ABP: Como lhe parece que Portugal vive com o seu passado colonial?
MLS: Não olha, está debaixo do tapete. Está a acumular pó. Um dia vamos ter de discuti-lo. Portugal relaciona-se mal com a questão da escravatura, com a questão do fascismo, do salazarismo, do que o Estado Novo, nos seus desrespeitos aos direitos humanos e políticos, causou no território português da época no geral, incluíndo Cabo Verde. Relaciona-se mal com a guerra colonial ainda, não há uma colocação descomplexada deste assunto. E relaciona-se mal com a própria descolonização, o que faz com que não se conte bem como foi a história da escravatura. Por causa disso, ainda não há uma conduta inversa, isto é, do antigo escravocrata em relação ao escravizado, uma conduta de reparação, uma conduta de perdão mútuo, e uma conduta de valorização do que dali saiu.
Há uma complexo relativamente ao fascismo. Confunde-se o português, o cidadão, com o que o Estado português representou numa determinada época. Essa confusão faz com que se trate as coisas com um politicamente correto muito hipócrita. Por exemplo, o campo de concentração do Tarrafal é um território também português. Essa memória é coletiva. Mas há um cuidado, há um mal-estar no tratamento dessa questão. Com a colonização, a mesma coisa. Primeiro, a guerra colonial: porque é que aconteceu, porque é que se investiu tanto neste assunto? Os inválidos que de lá vieram, as viúvas que aqui ficaram, as mães, os órfãos: porque é que não se fala desse assunto?

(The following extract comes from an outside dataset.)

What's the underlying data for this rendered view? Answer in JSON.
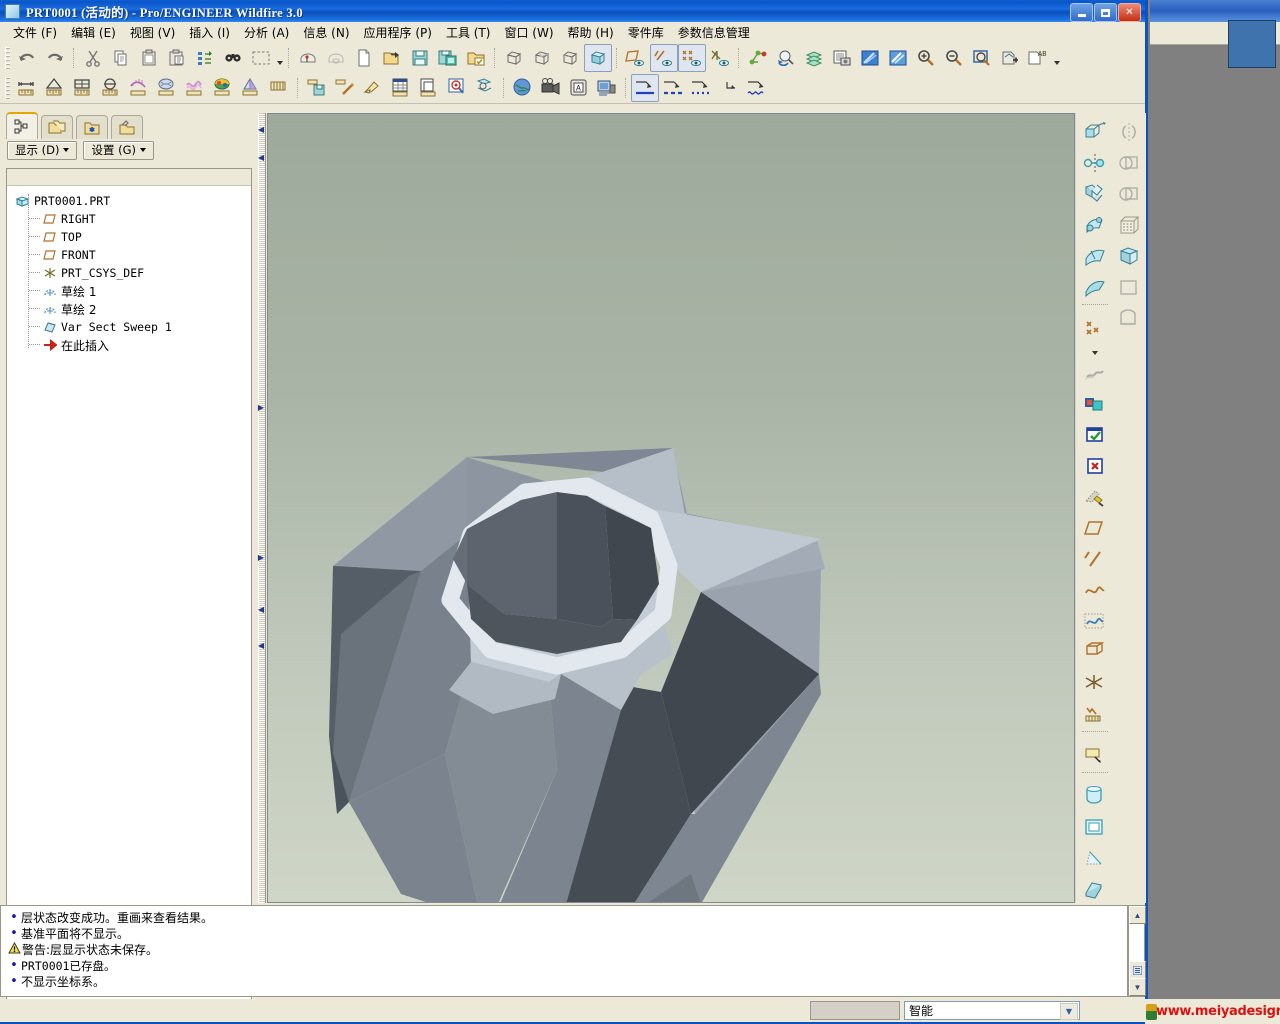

Com a descolonização é o mesmo. Olha-se para ela como um acto em que o colonizador foi “porreiro”, como se diz em Portugal. Mas a descolonização foi um movimento mútuo. África ajudou Portugal a descolonizar-se também. E não falo de Estados, de símbolos, de brasões, falo de seres humanos, que se confrontaram e no final se abraçaram.
ABP: E Cabo Verde? Como se vive ali a memória colonial? E no sistema de ensino?
MLS: Em Cabo Verde, não há tanto realismo como no continente. A percepção de um guineense, de um moçambicano, de um são-tomense, é muito mais realista do que a percepção que temos em Cabo Verde. Por um motivo: os cabo-verdianos tinham um estatuto diferente. Nós éramos cidadãos portugueses. Os angolanos e os moçambincanos eram indígenas. Havia segregação. Na Guiné, havia um apito: tocava e os pretos saíam da cidade, só ficavam os brancos. Às seis da manhã, tocava o apito e os pretos entravam para trabalharem como domésticos. Em Cabo Verde, não. Chegámos a ter administradores cabo-verdianos. A mestiçagem fez com que se lavasse muito a cara da colonização. Por outro lado, os cabo-verdianos foram intermediários da colonização.
Participámos na colonização, demoramos a perceber que havia segregação, que havia “o preto”. Cabo Verde só passou a existir a partir do século XV, é a terra dos nossos avós, como diz o nosso hino, e um dos avós é português.